On Monday, the Supreme Court punted in the case Hernandez v. Mesa. The parents of Sergio Hernandez sued U.S. border agent Jesus Mesa Jr. for fatally shooting their son. Sergio, 15 years old in 2010, was playing with three other boys in the concrete culvert that was once the Rio Grande and now marks the boundary between the United States and Mexico. Many of the facts from that day are disputed. But both parties agreed on this: Mesa was on U.S. soil when he fired the shot, and Sergio was standing on Mexican ground when the bullet hit him in the head.
The question for the Court to decide was whether Sergio’s parents could bring a lawsuit in the United States against Mesa for conduct that violates the U.S. Constitution when the victim is not a U.S. citizen and not on U.S. territory. The Court of Appeals for the Fifth Circuit had decided that the Hernandez family could not because, among other reasons, someone who was not a U.S. citizen, not in the United States, and who had no “significant voluntary connection” to the United States did not enjoy the Fourth Amendment right against unjustified deadly force.
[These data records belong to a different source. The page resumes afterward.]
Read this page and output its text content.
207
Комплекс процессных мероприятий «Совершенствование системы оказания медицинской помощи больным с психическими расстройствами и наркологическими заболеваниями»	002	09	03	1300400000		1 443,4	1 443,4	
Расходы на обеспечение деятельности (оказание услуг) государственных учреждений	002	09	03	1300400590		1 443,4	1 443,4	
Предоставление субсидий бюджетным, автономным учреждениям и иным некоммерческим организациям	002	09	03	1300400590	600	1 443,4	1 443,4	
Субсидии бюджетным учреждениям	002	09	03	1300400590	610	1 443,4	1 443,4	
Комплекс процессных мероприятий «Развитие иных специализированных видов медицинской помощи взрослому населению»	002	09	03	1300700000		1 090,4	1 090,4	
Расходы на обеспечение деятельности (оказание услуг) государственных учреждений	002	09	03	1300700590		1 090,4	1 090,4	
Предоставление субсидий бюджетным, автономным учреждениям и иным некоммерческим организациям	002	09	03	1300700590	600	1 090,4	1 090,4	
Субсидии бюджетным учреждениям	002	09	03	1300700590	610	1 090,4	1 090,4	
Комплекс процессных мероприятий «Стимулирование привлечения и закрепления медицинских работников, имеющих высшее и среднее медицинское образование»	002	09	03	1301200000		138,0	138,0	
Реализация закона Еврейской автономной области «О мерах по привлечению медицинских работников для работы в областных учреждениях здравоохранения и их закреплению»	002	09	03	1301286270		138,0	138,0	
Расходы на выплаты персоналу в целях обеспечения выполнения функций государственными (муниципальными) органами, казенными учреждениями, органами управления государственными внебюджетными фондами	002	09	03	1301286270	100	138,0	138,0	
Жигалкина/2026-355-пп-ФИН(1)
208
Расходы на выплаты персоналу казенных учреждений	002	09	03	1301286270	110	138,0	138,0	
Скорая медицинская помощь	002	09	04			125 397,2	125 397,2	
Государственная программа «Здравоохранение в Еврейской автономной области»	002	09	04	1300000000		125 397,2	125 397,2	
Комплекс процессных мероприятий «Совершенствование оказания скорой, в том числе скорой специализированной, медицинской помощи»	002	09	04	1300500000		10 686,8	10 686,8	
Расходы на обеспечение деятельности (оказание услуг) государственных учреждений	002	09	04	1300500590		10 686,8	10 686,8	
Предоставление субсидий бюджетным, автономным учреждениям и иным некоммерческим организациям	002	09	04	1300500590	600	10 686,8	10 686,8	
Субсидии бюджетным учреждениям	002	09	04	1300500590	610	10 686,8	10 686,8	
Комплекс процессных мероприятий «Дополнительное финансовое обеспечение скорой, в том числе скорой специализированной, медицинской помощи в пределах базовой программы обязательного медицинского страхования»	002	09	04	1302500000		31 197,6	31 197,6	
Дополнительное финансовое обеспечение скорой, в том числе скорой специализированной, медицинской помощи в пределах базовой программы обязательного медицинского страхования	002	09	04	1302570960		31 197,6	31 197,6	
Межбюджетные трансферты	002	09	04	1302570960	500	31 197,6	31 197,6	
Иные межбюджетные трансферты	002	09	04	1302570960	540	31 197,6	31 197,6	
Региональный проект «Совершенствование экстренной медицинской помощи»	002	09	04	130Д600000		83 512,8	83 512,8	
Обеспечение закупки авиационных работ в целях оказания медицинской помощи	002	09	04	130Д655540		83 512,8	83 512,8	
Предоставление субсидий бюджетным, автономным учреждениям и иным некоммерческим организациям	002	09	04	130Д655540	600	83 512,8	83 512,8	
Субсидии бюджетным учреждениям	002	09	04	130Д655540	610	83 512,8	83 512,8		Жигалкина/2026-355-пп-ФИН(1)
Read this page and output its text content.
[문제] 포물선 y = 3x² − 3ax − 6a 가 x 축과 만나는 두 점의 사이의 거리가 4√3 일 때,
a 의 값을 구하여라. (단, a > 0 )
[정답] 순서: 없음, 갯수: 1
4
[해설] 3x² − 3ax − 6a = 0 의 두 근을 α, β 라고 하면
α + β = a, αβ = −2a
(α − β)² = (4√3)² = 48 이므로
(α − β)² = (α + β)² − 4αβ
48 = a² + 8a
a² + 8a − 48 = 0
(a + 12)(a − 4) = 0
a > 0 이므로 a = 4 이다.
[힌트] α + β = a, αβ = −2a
The Supreme Court avoided having to decide the constitutional issue by asking the Fifth Circuit to reconsider the case on a different ground: whether courts could permit this lawsuit absent a law that explicitly provides for it.
This decision makes little sense. Even if the Fifth Circuit were to decide that the case can proceed, it had already determined that there was no constitutional violation in this case. The Hernandez family still loses. The opinion would have made more sense had the Court also decided that the lower court was wrong on the Fourth Amendment. The Court declined to do so and essentially asked the Fifth Circuit to provide a different reason for dismissing the Hernandez family’s lawsuit.
The Supreme Court’s attempt to sidestep the constitutional question suggests that the Justices encountered a challenge they did not want to tackle.